Uma explicação comum para as dificuldades de Aécio Neves é o fracasso histórico do PSDB em
oferecer uma perspectiva de melhoria para a maioria da população. Por essa razão, seu candidato
parece caminhar para a quarta derrota em quatro eleições presidenciais. O senhor concorda?
O PSDB não possui base popular nem está ligado organicamente aos movimentos sociais. Ele nasceu
com a mentalidade da socialdemocracia européia, feita em grande parte pela classe média. Aqui o
problema é como resolver os problemas atávicos do povo, de sua fome, de sua falta de escolas, de saúde
e moradia. O PSDB não colocou isso no centro de sua agenda, mas o desenvolvimento econômico,
alinhando-se ao curso da macroeconomia capitalista, especulativa e feroz. Por isso há uma afinidade
natural entre este partido e os que "estão bem na sociedade". Ocorre que o desafio é atender aqueles
que "estão mal". Isso eles fizeram muito pouco. Nem sabe fazê-lo, pois se exige uma pedagogia tipo
Paulo Freire na qual o pobre entra como sujeito da superação de sua pobreza.
Como o senhor avalia o papel da mídia em 2014?
Eu creio que a grande mídia seja de jornais, rádios ou televisão mostrou seu caráter nitidamente de
classe.
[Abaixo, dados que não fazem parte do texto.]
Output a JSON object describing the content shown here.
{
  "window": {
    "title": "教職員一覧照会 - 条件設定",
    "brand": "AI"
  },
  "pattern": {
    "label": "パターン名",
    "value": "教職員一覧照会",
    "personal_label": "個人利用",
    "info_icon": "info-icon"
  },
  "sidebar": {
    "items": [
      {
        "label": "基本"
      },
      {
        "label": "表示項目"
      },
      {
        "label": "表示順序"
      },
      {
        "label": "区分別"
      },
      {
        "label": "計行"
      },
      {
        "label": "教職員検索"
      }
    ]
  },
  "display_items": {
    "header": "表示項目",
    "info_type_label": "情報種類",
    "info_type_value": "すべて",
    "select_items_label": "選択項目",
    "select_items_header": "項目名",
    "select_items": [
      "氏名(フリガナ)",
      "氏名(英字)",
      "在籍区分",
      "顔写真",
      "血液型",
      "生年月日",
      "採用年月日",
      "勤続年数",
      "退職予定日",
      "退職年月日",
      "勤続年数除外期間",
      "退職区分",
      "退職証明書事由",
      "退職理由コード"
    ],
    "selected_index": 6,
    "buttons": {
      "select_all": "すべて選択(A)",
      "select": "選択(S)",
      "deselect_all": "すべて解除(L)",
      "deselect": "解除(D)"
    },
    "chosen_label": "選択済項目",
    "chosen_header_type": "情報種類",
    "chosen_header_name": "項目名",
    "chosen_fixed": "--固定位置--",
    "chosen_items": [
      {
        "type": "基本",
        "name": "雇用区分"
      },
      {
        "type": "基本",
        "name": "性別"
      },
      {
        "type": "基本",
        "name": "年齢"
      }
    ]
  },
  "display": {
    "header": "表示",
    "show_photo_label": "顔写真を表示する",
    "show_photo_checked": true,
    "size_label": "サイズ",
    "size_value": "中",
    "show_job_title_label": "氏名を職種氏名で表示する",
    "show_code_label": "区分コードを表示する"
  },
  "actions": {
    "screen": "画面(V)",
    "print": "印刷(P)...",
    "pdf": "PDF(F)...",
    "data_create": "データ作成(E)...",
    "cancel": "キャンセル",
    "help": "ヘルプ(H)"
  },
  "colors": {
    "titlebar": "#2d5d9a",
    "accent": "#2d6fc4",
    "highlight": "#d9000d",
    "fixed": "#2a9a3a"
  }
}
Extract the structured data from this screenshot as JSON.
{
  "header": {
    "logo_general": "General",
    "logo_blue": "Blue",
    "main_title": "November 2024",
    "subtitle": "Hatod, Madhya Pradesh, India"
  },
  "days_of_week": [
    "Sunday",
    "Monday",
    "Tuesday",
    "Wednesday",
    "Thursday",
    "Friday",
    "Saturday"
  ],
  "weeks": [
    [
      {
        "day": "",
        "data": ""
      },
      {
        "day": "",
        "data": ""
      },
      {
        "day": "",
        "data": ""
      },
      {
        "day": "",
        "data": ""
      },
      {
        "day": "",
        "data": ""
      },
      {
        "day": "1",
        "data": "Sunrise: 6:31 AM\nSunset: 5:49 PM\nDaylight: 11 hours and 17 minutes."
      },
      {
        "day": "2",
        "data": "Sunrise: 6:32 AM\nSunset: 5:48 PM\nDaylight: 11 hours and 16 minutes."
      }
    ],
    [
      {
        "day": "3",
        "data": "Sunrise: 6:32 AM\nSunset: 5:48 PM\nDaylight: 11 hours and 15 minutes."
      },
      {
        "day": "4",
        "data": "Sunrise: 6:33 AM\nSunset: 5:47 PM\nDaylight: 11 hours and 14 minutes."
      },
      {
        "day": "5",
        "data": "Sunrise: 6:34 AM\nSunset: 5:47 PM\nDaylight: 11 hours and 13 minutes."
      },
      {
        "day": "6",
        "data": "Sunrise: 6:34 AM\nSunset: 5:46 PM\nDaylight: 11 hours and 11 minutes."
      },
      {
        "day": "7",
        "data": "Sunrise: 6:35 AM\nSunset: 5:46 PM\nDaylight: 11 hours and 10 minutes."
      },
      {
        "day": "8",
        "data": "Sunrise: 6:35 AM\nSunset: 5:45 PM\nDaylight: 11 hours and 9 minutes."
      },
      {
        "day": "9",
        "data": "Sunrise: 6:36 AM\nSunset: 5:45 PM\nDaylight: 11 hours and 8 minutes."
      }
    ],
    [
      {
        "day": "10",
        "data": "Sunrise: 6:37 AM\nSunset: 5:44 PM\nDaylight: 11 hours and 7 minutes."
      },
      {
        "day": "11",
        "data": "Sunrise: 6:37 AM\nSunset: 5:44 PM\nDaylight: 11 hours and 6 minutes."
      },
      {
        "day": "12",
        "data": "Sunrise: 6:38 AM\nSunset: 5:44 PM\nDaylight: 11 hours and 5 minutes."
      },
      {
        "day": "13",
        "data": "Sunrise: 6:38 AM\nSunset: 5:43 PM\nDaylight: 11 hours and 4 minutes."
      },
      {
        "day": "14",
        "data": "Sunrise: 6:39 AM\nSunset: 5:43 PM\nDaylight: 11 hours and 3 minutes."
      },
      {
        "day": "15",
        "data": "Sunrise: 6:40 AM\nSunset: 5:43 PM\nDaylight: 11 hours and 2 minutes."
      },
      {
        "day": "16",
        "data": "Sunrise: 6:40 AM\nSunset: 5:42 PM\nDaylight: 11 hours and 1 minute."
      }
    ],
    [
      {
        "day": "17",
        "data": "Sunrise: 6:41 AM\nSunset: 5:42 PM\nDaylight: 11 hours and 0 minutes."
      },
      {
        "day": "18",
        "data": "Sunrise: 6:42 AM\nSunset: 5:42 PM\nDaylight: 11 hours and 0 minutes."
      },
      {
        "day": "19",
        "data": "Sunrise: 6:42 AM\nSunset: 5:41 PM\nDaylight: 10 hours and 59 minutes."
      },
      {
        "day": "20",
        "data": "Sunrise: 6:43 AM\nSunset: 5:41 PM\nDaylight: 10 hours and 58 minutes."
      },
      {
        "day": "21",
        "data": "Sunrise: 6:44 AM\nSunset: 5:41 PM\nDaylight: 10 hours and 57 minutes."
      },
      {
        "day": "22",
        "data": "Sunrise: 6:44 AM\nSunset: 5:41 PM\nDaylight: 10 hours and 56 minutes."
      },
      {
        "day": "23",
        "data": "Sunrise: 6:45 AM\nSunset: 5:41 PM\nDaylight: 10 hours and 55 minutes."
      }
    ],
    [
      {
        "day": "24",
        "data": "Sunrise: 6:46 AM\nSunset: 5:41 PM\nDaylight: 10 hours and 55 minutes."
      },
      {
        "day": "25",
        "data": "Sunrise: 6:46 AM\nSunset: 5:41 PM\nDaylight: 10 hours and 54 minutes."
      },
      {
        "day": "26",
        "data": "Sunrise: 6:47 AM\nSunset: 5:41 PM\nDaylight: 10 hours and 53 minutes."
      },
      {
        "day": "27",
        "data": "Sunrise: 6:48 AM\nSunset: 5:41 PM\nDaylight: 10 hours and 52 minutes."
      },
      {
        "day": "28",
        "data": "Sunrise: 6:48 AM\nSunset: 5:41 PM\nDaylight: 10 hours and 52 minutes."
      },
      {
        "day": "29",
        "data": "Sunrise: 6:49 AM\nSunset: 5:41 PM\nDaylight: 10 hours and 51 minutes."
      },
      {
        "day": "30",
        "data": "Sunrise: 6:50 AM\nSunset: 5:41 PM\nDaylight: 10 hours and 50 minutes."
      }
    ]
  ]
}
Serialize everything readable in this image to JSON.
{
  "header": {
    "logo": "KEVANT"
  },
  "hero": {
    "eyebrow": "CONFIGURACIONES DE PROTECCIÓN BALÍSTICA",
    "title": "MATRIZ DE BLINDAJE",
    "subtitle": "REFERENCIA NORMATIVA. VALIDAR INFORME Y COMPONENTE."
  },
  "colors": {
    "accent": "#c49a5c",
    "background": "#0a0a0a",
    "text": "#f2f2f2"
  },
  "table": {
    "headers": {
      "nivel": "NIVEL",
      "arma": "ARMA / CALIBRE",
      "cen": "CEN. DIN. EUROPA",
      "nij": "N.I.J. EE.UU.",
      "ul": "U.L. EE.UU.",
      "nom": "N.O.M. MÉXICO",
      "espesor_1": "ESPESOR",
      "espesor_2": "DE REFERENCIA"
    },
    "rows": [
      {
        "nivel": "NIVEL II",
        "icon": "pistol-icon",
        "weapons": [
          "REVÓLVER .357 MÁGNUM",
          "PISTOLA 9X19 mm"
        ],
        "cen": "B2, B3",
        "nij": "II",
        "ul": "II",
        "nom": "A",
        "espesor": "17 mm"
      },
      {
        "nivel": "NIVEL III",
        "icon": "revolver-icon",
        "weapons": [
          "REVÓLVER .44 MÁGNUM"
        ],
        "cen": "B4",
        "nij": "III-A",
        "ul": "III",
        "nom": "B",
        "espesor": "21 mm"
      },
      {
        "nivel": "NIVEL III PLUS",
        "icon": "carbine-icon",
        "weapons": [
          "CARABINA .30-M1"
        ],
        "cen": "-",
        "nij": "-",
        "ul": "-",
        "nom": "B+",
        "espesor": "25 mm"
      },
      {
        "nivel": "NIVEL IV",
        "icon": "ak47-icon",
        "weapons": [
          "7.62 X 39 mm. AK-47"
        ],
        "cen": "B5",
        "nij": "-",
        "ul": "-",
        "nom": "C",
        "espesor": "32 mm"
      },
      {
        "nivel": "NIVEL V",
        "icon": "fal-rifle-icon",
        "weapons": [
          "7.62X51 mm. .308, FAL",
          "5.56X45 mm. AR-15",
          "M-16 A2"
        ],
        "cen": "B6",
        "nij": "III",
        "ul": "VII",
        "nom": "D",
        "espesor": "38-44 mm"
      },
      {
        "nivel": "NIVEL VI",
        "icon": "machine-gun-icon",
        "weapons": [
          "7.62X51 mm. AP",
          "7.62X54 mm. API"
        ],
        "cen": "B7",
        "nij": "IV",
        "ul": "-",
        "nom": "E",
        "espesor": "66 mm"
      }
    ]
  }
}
Muitos desses meios foram concedidos (esquecemos que não são donos, mas concessionados)
a algumas famílias opulentas. Usam seu poder para fazer a cabeça do brasileiro. A TV Globo faz mais a
cabeça dos brasileiros na linha do sistema vigente capitalista e consumista mais que todas as escolas e
universidades juntas. Isso é anti-democrático e no nível de outros países mais civilizados, uma vergonha.
Com que direito a família Marinho pode assumir esta pretensão? Na verdade, hoje, com a oposição
fraca, eles se constituíram a grande oposição ao governo do PT. Erro do PT foi não ter construído uma
mídia alternativa para tensionar as opiniões e oferecer uma alternativa ao povo na leitura da realidade. A
mais manipuladora e até mentirosa revista de opinião deste país é sem dúvida a revista VEJA.